DEMİREL: ŞERİAT BU MECLİS’TEN GEÇMEZ
Eski Cumhurbaşkanı Süleyman Demirel’in 17 Ocak 1997’de dönemin Genelkurmay Başkanı İsmail Hakkı Karadayı ile görüşmesindeki şu sözleri de rapora girdi:
"T.C. kurulduğundan beri çeşitli tehditlerle karşılaşmıştır. Şeriat de, bunlardan biridir. Demokratik rejimin savunmasız olduğunu kabul etmek mümkün değildir. Devlete yönelmiş tehditler, kanun Devleti ilkesi içerisinde karşılandığı takdirde, endişe edecek bir şey olmaz. Kaygılarınızı anlıyorum. Devletin büyük kurumları, sağlam ve yerinde duruyor. Şeriatçilik sayılabilecek hiçbir kanun Meclis’ten geçmedi, geçmez de. Geçerse gereğini yaparım. Hep konuştuk. Demokratik kurallara dayanabilirsek, bu sorunu aşarız. Dayanamazsak o zaman, Cezayir’e döneriz. 1982 Anayasa’sının getirdiği bu sistemin bir noksanı var. Eğer "Meclis’i fesih yetkisi" Cumhurbaşkanında olsa, bugün şikâyetçisi olunan pek çok hususla karşılaşmayız.

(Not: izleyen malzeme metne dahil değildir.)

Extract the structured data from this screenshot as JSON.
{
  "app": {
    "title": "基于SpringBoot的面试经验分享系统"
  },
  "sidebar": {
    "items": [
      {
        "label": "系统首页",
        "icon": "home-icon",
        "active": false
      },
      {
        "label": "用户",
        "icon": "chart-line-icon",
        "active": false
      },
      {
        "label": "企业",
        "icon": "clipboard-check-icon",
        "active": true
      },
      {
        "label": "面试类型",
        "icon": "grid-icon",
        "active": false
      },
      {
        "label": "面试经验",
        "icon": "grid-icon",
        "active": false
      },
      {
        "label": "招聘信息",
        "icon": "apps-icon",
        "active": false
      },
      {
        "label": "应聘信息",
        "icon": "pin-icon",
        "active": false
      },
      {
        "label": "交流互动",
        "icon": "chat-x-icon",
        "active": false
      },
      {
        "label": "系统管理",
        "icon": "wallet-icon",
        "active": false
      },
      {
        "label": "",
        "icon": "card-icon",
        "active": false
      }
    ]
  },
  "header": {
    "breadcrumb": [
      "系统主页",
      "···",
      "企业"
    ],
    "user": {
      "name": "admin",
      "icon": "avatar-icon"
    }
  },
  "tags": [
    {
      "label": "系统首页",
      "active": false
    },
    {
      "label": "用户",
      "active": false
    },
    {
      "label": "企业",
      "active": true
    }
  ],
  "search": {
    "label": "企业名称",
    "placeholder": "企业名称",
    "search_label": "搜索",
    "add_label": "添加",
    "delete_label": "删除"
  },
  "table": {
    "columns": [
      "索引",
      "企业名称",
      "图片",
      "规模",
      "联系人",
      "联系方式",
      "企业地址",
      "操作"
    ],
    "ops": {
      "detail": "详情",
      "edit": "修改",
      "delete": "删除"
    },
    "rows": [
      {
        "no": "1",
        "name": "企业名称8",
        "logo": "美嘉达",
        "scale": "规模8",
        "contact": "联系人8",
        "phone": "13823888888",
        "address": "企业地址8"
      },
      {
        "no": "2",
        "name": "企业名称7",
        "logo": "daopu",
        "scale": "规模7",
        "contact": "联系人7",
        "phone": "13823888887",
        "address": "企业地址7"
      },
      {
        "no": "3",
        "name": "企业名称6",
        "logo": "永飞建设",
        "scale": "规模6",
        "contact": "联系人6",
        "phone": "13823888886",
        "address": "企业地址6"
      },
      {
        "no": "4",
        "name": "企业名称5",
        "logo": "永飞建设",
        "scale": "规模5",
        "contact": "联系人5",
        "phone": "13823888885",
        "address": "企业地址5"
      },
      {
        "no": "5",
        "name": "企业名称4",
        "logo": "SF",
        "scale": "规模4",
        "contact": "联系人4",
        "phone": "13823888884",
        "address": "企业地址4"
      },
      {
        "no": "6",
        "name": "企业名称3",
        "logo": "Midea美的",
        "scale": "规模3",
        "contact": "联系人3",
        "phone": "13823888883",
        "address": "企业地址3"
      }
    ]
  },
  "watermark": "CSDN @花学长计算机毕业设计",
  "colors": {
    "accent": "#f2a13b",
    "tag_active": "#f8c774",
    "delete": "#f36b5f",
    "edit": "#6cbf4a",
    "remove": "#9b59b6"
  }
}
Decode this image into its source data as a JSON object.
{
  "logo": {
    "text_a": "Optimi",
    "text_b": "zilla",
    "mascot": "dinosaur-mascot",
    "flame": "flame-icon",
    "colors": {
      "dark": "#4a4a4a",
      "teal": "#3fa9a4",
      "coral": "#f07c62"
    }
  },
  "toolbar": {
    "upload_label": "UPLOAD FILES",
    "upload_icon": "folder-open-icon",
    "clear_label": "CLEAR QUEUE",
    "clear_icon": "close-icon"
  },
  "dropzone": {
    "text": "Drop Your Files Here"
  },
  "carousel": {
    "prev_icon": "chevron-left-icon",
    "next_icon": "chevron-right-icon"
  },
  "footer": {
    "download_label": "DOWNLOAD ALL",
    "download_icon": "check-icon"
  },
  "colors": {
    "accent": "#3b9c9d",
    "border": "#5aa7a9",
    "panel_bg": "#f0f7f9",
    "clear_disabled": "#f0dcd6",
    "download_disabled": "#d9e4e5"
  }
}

Herkes ona göre hareket eder, sorumluluğunu bilir. Pakistan’da yapılan uygulama, o ülkeyi büyük sıkıntılardan kurtarmıştır."
ERBAKAN: OLMAYAN ŞEYİN TEHLİKESİ OLMAZ
REFAHYOL’UN Başbakanı Necmettin Erbakan’ın, dönemin MİT Müsteşarı ile görüşmesindeki şu sözleri de raporda yer aldı:
"İrtica tehlikesi var mı? Müslümanlık tehlikeli olamaz. Yalnız bu alanda öğrenim eksikliği var. İBDA-C gibi neyin kısaltılmış hali olduğu belli olmayan grupların silahlı eylemleri varsa, bunlar cahillikten, dinin iyi öğretilmemiş olmasından kaynaklanıyor. Bu gibi grupların dinle yakından uzaktan ilgisi yoktur. Varlıklarının nedeni dinin öğretilmemiş olmasıdır. Bu tür faaliyetlerin tedavisi müslümanlığı daha iyi öğretmek ve yaymaktır. Devletin, halkın inancına karşı çıkmaması gerekir. İrtica tehlikesi var mı? İrtica, ricat geriye dönmek anlamına gelir. Bugün hiç kimsenin Türkiye’yi geriye götürmeye gücü yetmez. Olmayan şeyin tehlikesi de olmaz."
TSK’DA "MUHBİR KOMŞU" KORKUSU
"1997 yılında, yurt çapındaki tüm Kuvvetler bünyesindeki askeri birimlerde, askeri hiyerarşiye aykırı olarak yapılan bilgi toplama faaliyetlerinde, subay ve ast
subayların eşleri ve hatta çocukları da birer haber toplama elemanı olarak kullanılmıştır. Bu durum, ordu içinde birlik ve beraberlik duygusunu zedelemiş; komşuluk ilişkilerini zedeleyerek, ‘muhbir komşu’ korkusunu körüklemiştir.
ASTLAR ÜSTÜ FİŞLEDİ
Öte yandan, BÇG içinde görevlendirilen personelin kimi zaman alt rütbelerde olması, bu kişilere kendisinden üst rütbedeki amirlerini de fişleme imkanı vermiş, bu durum ordu içindeki hiyerarşinin bozulmasına yol açmıştır. Keza, çok sayıda sicil amiri/komutan da, ‘irticacı personele müsamaha gösteriyor’ damgası yememek için, terfi vb. endişelerle, bu uygulamalar karşısında sesini çıkaramamıştır.
İRTİCAYA KARŞI BULUT PROJESİ
Komisyonumuza; Türk Hava Kuvvetleri bünyesinde, 1992 yılından itibaren, irticai faaliyette bulunduğu iddia edilen asker personele yönelik olarak, ‘Bulut Projesi’ adıyla yürütülen gizli bir operasyon ilişkin bilgi ve belgeler intikal etmiştir. Söz konusu belgelere göre, yüzlerce Havacı subay ve astsubayın, 1990’lı yıllarda, yasa dışı şekilde sorgulandıkları ve işkenceye maruz kaldıkları anlaşılmaktadır."